You seem to express the similar "fire-in-the-belly" that I had when I began. But I began thirty-five years ago where virtually all the guitars being made and sold in the United States came from large factories. I also had the unlikely privilege as a 20-year old of being paid while I learned. Once on my own, my business grew with little competition. It was easy to stand out in a world that consisted of just a handful of individual builders working hundreds, if not thousands of miles separated from each other. Now aspirants to the profession face a completely different market, a market crowded with dozens of builders in every state who are more experienced than you are, many with a developed market and an efficient operation--which you have yet to develop, let alone just learn how to make a consistent and attractive product. So you are facing a different set of obstacles than I had to. But I had obstacles of my own to overcome, you can be sure of that. The world thought I was crazy and self-indulgent, for one. I had to suffer poverty for a dozen years, for another. But I persisted.
Having said that, as an artist, I'd be the last to urge you to abandon your passion for prudence. I developed as a guitarmaker while casting aside any care, notice or fear of the immense impracticality of it all. If I had thought of all the practical and prudent reasons for dumping this silly dream I could easily have persuaded myself out of it and would be retiring now, 30 years later, from an industrial design office (my degree was in Industrial Design) with a hefty pension (or maybe a string of layoff notices) and a heart problem. But I kept my blinders on and persisted. And the world rewarded me for that single-mindedness and persistence: I finally made a creative, self-directed life doing what I loved and received a measure of security, recognition and a lot of good will for it.

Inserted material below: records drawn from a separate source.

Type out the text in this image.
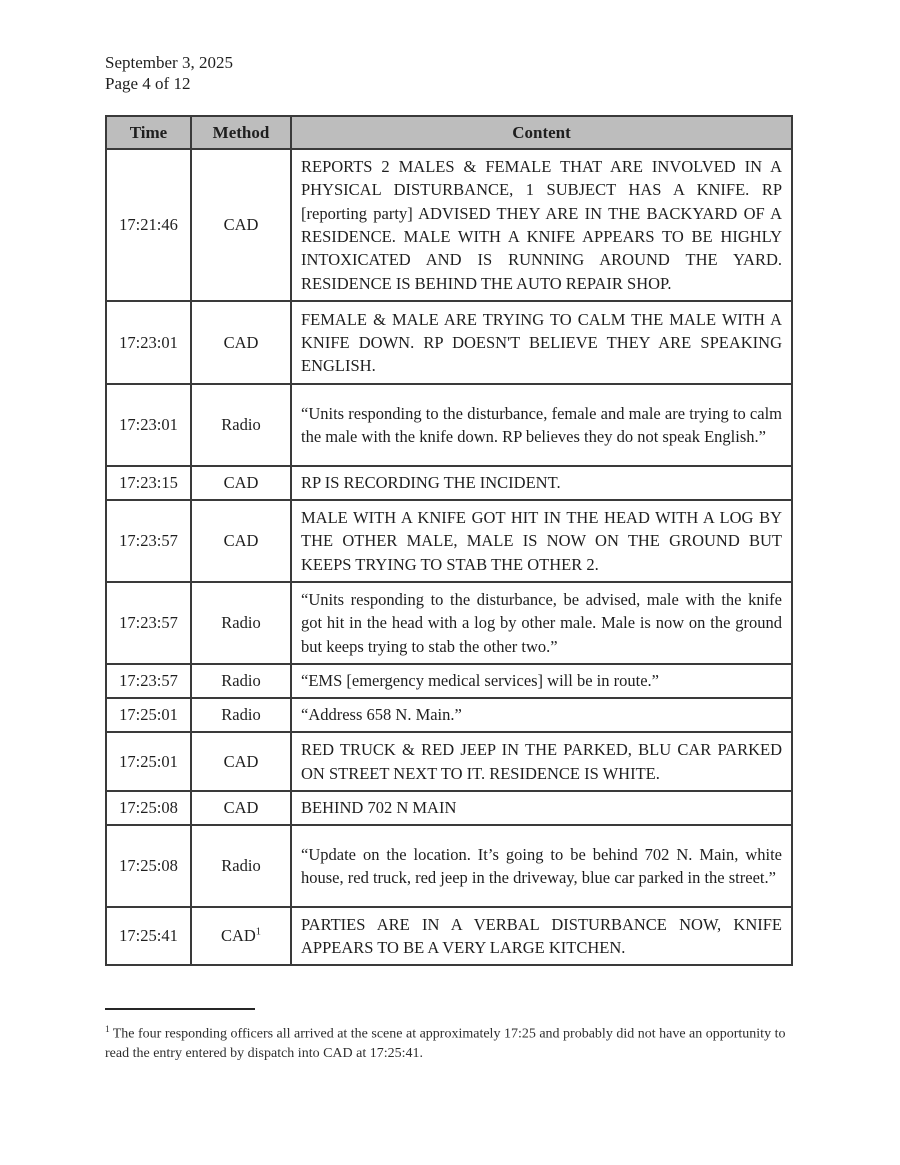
September 3, 2025
Page 4 of 12
Time	Method	Content
17:21:46	CAD	REPORTS 2 MALES & FEMALE THAT ARE INVOLVED IN A PHYSICAL DISTURBANCE, 1 SUBJECT HAS A KNIFE. RP [reporting party] ADVISED THEY ARE IN THE BACKYARD OF A RESIDENCE. MALE WITH A KNIFE APPEARS TO BE HIGHLY INTOXICATED AND IS RUNNING AROUND THE YARD. RESIDENCE IS BEHIND THE AUTO REPAIR SHOP.
17:23:01	CAD	FEMALE & MALE ARE TRYING TO CALM THE MALE WITH A KNIFE DOWN. RP DOESN'T BELIEVE THEY ARE SPEAKING ENGLISH.
17:23:01	Radio	“Units responding to the disturbance, female and male are trying to calm the male with the knife down. RP believes they do not speak English.”
17:23:15	CAD	RP IS RECORDING THE INCIDENT.
17:23:57	CAD	MALE WITH A KNIFE GOT HIT IN THE HEAD WITH A LOG BY THE OTHER MALE, MALE IS NOW ON THE GROUND BUT KEEPS TRYING TO STAB THE OTHER 2.
17:23:57	Radio	“Units responding to the disturbance, be advised, male with the knife got hit in the head with a log by other male. Male is now on the ground but keeps trying to stab the other two.”
17:23:57	Radio	“EMS [emergency medical services] will be in route.”
17:25:01	Radio	“Address 658 N. Main.”
17:25:01	CAD	RED TRUCK & RED JEEP IN THE PARKED, BLU CAR PARKED ON STREET NEXT TO IT. RESIDENCE IS WHITE.
17:25:08	CAD	BEHIND 702 N MAIN
17:25:08	Radio	“Update on the location. It’s going to be behind 702 N. Main, white house, red truck, red jeep in the driveway, blue car parked in the street.”
17:25:41	CAD$^1$	PARTIES ARE IN A VERBAL DISTURBANCE NOW, KNIFE APPEARS TO BE A VERY LARGE KITCHEN.
$^1$ The four responding officers all arrived at the scene at approximately 17:25 and probably did not have an opportunity to read the entry entered by dispatch into CAD at 17:25:41.
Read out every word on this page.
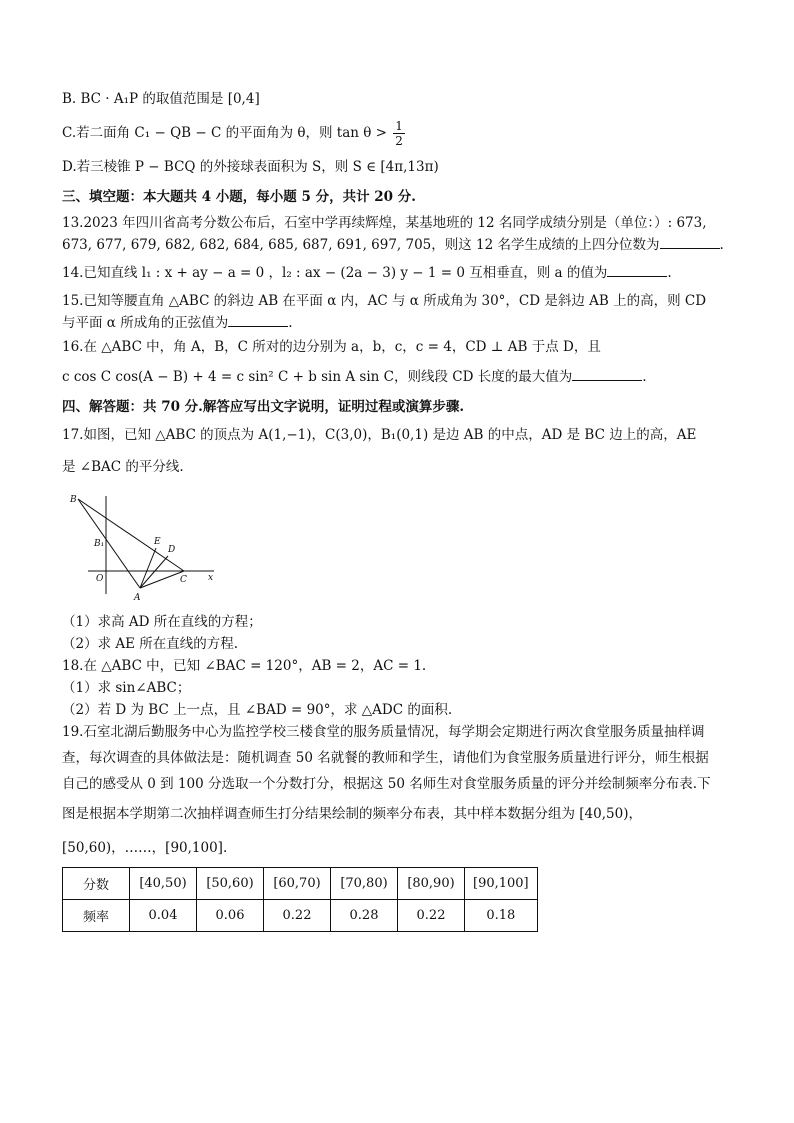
B. BC · A₁P 的取值范围是 [0,4]
C.若二面角 C₁ − QB − C 的平面角为 θ，则 $\tan \theta > \frac{1}{2}$
D.若三棱锥 P − BCQ 的外接球表面积为 S，则 S ∈ [4π,13π)
三、填空题：本大题共 4 小题，每小题 5 分，共计 20 分.
13.2023 年四川省高考分数公布后，石室中学再续辉煌，某基地班的 12 名同学成绩分别是（单位：）: 673,
673, 677, 679, 682, 682, 684, 685, 687, 691, 697, 705，则这 12 名学生成绩的上四分位数为	.
14.已知直线 l₁ : x + ay − a = 0 ，l₂ : ax − (2a − 3) y − 1 = 0 互相垂直，则 a 的值为	.
15.已知等腰直角 △ABC 的斜边 AB 在平面 α 内，AC 与 α 所成角为 30°，CD 是斜边 AB 上的高，则 CD
与平面 α 所成角的正弦值为	.
16.在 △ABC 中，角 A，B，C 所对的边分别为 a，b，c，c = 4，CD ⊥ AB 于点 D，且
c cos C cos(A − B) + 4 = c sin² C + b sin A sin C，则线段 CD 长度的最大值为	.
四、解答题：共 70 分.解答应写出文字说明，证明过程或演算步骤.
17.如图，已知 △ABC 的顶点为 A(1,−1)，C(3,0)，B₁(0,1) 是边 AB 的中点，AD 是 BC 边上的高，AE
是 ∠BAC 的平分线.
B
B₁	E
D
O	C x
A
（1）求高 AD 所在直线的方程；
（2）求 AE 所在直线的方程.
18.在 △ABC 中，已知 ∠BAC = 120°，AB = 2，AC = 1.
（1）求 sin∠ABC；
（2）若 D 为 BC 上一点，且 ∠BAD = 90°，求 △ADC 的面积.
19.石室北湖后勤服务中心为监控学校三楼食堂的服务质量情况，每学期会定期进行两次食堂服务质量抽样调
查，每次调查的具体做法是：随机调查 50 名就餐的教师和学生，请他们为食堂服务质量进行评分，师生根据
自己的感受从 0 到 100 分选取一个分数打分，根据这 50 名师生对食堂服务质量的评分并绘制频率分布表.下
图是根据本学期第二次抽样调查师生打分结果绘制的频率分布表，其中样本数据分组为 [40,50)，
[50,60)，……，[90,100].
分数	[40,50)	[50,60)	[60,70)	[70,80)	[80,90)	[90,100]
频率	0.04	0.06	0.22	0.28	0.22	0.18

So I would have to tell you that there are probably as many good reasons today to drive you away from pursuing a career in guitarmaking as there were 35 years ago for me--just different reasons, unique to today's world. But knowing what I know now, if I started today, I would NOT set my goal to be independently wealthy and successful as a guitarmaker-superstar--but simply to educate myself in how to make unique and beautiful instruments, consistently and efficiently. Not to become Eric Clapton's guitarmaker, but for the sheer power that that knowledge in and of itself bestows--and the soaring feeling of accomplishment when you look back and remember those clunky dreadnoughts and what transpired between then and the sonorous, light and enchanting instruments which you will be producing. If indeed that is your goal--your self-transcendence as a creative artist--you will indeed find your unique niche in this now-crowded field.